Found - .35 Winchester Case

Picher

New member
I was deer hunting today, and walking through our blueberry field in a bare patch of ground, saw an old empty .35 Winchester shell that was pretty well corroded. I'd never heard about the .35 Winchester, a rimmed cartridge, but am very familiar with the .35 Rem.

Wickipedia said that it was introduced in 1903 and was manufactured until 1936, I believe. I don't know how long the case had been lying there, but the neck was squashed, apparently run-over by tractors.

Is anyone here familiar with the cartridge?
 

30-30remchester

New member
I have a working knowledge of this cartridge. What you found I would assume was a hunting cartidge. I dont litter but if I shoot a head of game, even if I miss, I leave the brass on the ground. Here in big game country it is neat to find an old case like you found. When I find one I stop and try to figure where and what the game was that was taken with this round. Sometime in the past there was an old hunter that used an 8mm Lebel. I find his brass every once in a while. He must have been a good shot as I have never found more than one brass at any one location. I once harvested a buffalo in a high park here in Colorado. I used an original Sharps carbine in 50-70. I used an original cartridge loaded in the 1870's. I left the empty where it fell. Someday maybe it will be found and the person that found it may wonder if it shot a buffalo. Yes it did just 130 years after the evidence would lead you to believe.
 
I've fired a .35 (Model 1895) a number of times in years past.

Performance wise it falls in between the .35 Remington and the .358 Winchester.

It had a decent reputation and medium and large game in the United States, but it wasn't popular enough to switch platforms when the 1895 was discontinued just before World War II.
 
"Kind of like the related .405, there wasn't a platform to switch it TO when the 1895 was dropped."

Both could have easily been dropped into a bolt-action rifle like the Model 70 had there been demand for it.
 

TXGunNut

New member
Wish ya'll would quit talking about the .405. ;)
.35 Winchester is a round I wish had made it but I'll settle for the .35 Remington. Good find, Picher.
 

Jim Watson

New member
The mere thought of a bolt action .35 or .405 just kind of makes my head swim. I guess they could have developed it from the .30-30 Model 54.
 

TXGunNut

New member
The mere thought of a bolt action .35 or .405 just kind of makes my head swim. -Jim Watson

Yes, indeed. But to quote the highway safety slogans "speed kills". It (or more accurately, lack of it) killed many fine cartridges that simply weren't fast enough to be stylish.
 

30-30remchester

New member
I went to the Winchesters collectors show in Cody Wyoming @8 years ago and actually saw a standard grade pre 64 model 70 in 405 Win. From my inspection I could not detect it as anything but original. According to the owner he has an actual invoice from Winchester stating it was built by them. IIRC he was asking $22,000 for it.
 

Scorch

New member
The 35 Winchester was one of those cartridges that did a lot of things well, but did not make the transition to bolt actions when they became popular after WW1. Winchester did load several rimmed cartridges in the Model 54 and Model 70 (22 Hornet, 220 Swift, 30-30, 30-40), but the factory 35-caliber option for those rifles was 9X57. Standard bolt face, rimless cartridge, no problems or special setups needed, and the 9X57 is a stone cold killer.

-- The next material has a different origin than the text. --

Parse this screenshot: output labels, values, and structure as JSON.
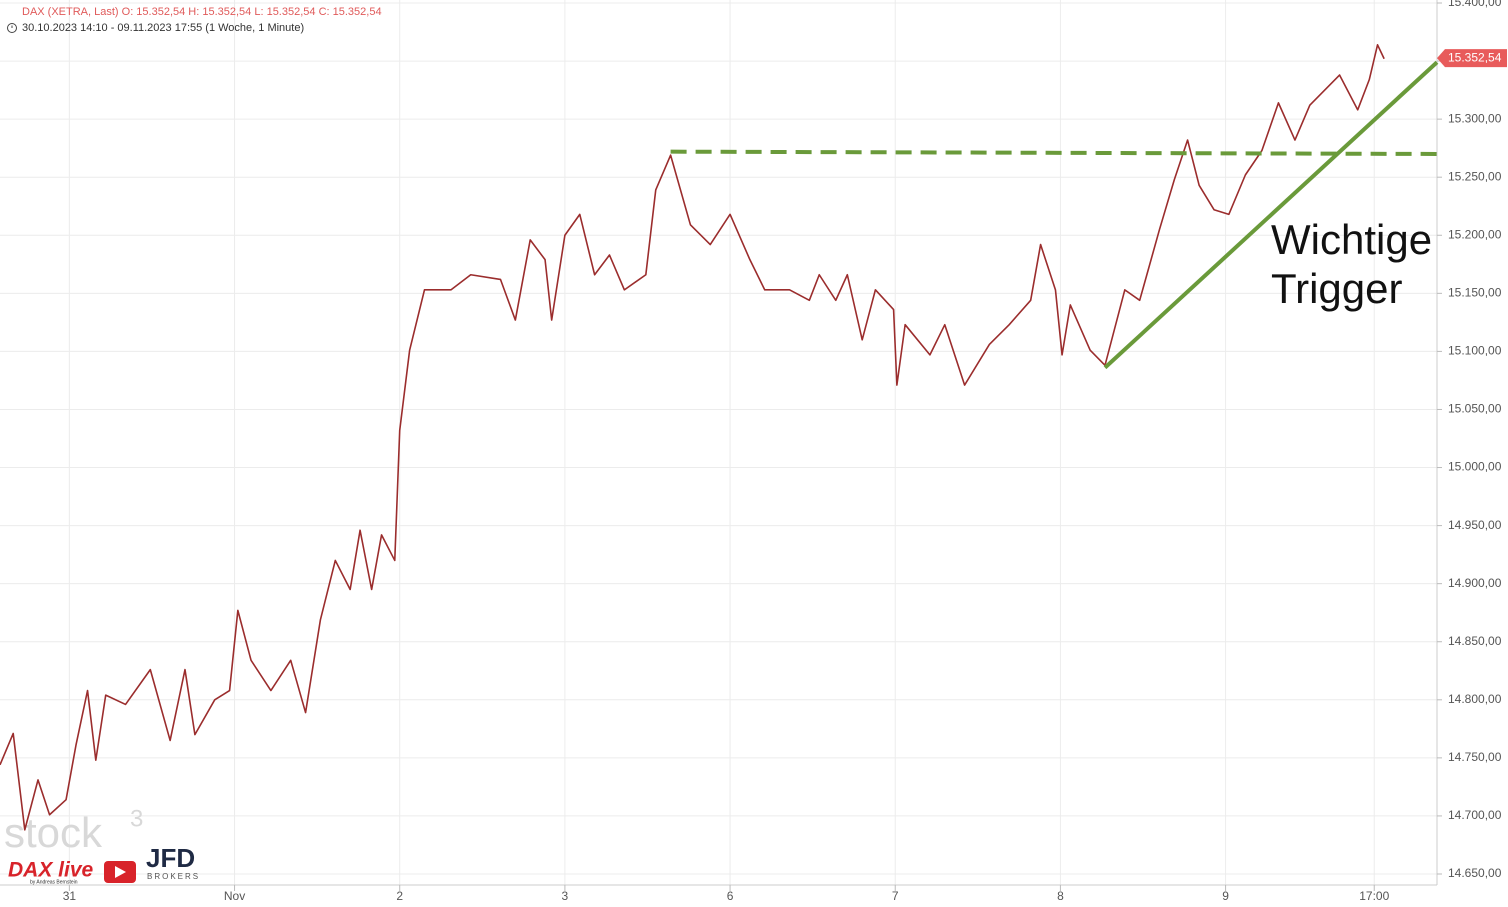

I have never seen a Model 70 in 405 Winchester, but Winchester would build you pretty much anything you wanted up until 1963.
 
Winchester also dropped the .225 Winchester into the Model 70, which has a far more pronounced rim than the .220 Swift, and it fed and functioned just fine.

A Model 70 in .405 Winchester. I've never heard of one existing.

That would have been the schnizzle.
 

Picher

New member
30-30remchester: Funny you should mention the 8mm Lebel. I had a very French uncle who brought a military rifle back from France at the end of WWII. It was very short and light for a military rifle.

He was a short man and the rifle fit him pretty well. I was pretty young when the rifle and ammo made it to our house, to be kept away from the mean-drunk uncle. I think my brother ended up selling it, but I still have the old box of ammo with about 5 rounds in it. It's a strange-shaped case with a very large head and lots of body taper.

JP
 
The double-body taper configuring on the the 8mm Lebel case, along with the large rim, was adopted because the original 1886 Lebel rifle had a tube magazine. The rim and the body taper were designed to keep the pointed bullet away from the primer in the cartridge in front of it.

The case also had a deep ring around the primer, designed to catch the nose of the bullet behind it, and also had a very stout primer cup.

Must have been fairly successful, as I've never heard of an 1886 going boom.

But, it also made the round something of a nightmare for use in automatic weapons. It's why the original Chauchat machine rifle in 8mm Lebel had the semi-circular magazine.